Much remains unexplained about the disease which doesn’t help in being able to do anything constructive to stop the spread. It is believed now that whatever is responsible for the transmission of the disease remains in the soil in infected areas for years. Some research indicates that the disease may be transmitted through feed, like hay, harvested in areas where the soil in contaminated. Some scientists also believe that CWD occurs naturally.

In the meantime, some good news reported from the U.S. Department of Agriculture and Colorado State University. Researchers say they have developed a test for chronic wasting disease that can be done on live animals and results appear to be as good or even better than the existing tests done on the brain tissue of dead animals. This of course would be a huge step forward in being able to detect the disease.

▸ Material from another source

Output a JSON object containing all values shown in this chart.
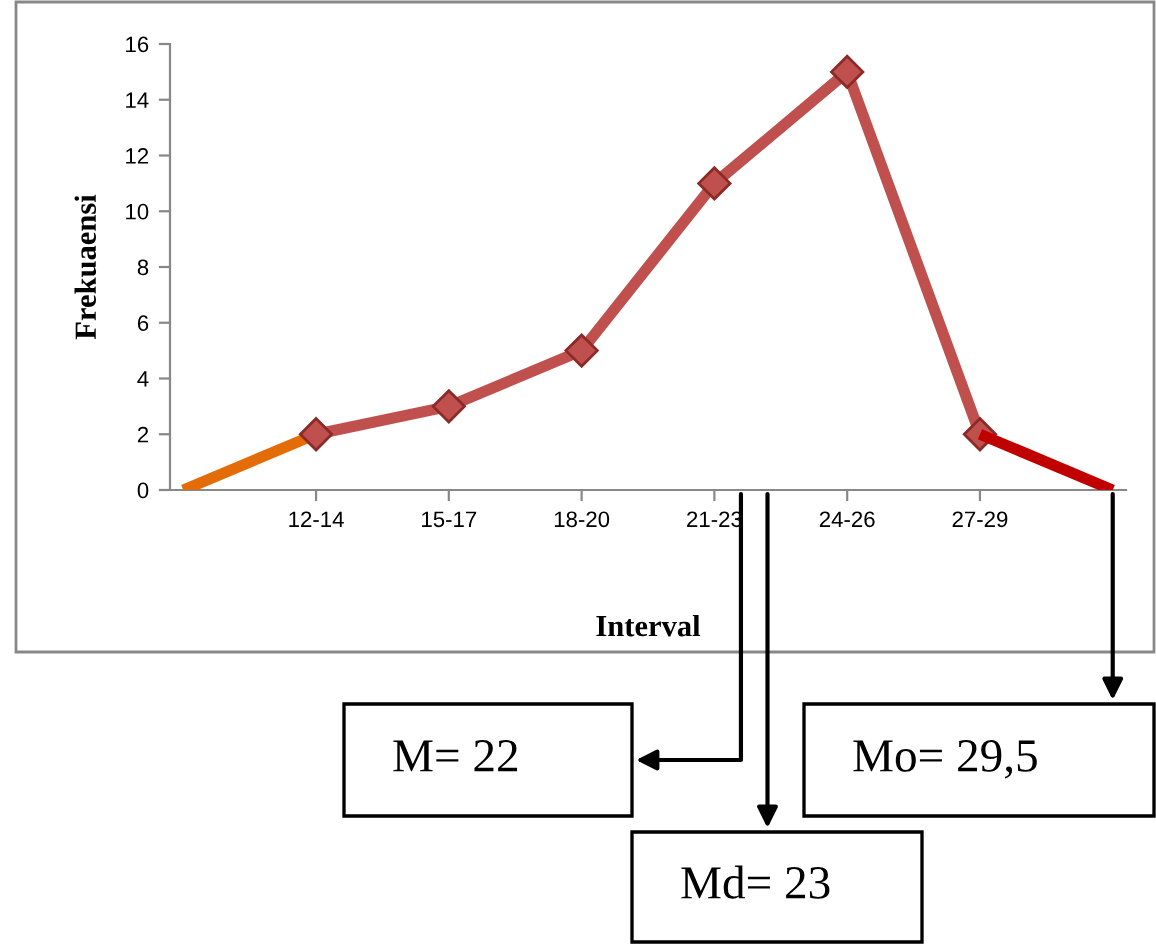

Researchers from the U.S. Department of Agriculture’s Animal and Plant Health Inspection Service (APHIS) and Colorado State University (CSU) recently completed their third year of evaluating and validating the first live rectal-tissue biopsy method for detecting chronic wasting disease (CWD) in captive and wild elk. To date, researchers have collected over 1,500 biopsies from captive elk in Colorado and used the technique to find 15 elk that were positive for CWD. As compared to proven post-mortem diagnostic tests, this live test appears to be nearly as accurate.

With a live test, methods can be employed to help prevent the spread of the disease in both captive and wild animals but until science is able to accurately determine what causes CWD and exactly how it is spread, we mustn’t believe this new test is by any means a cure. Only a major step.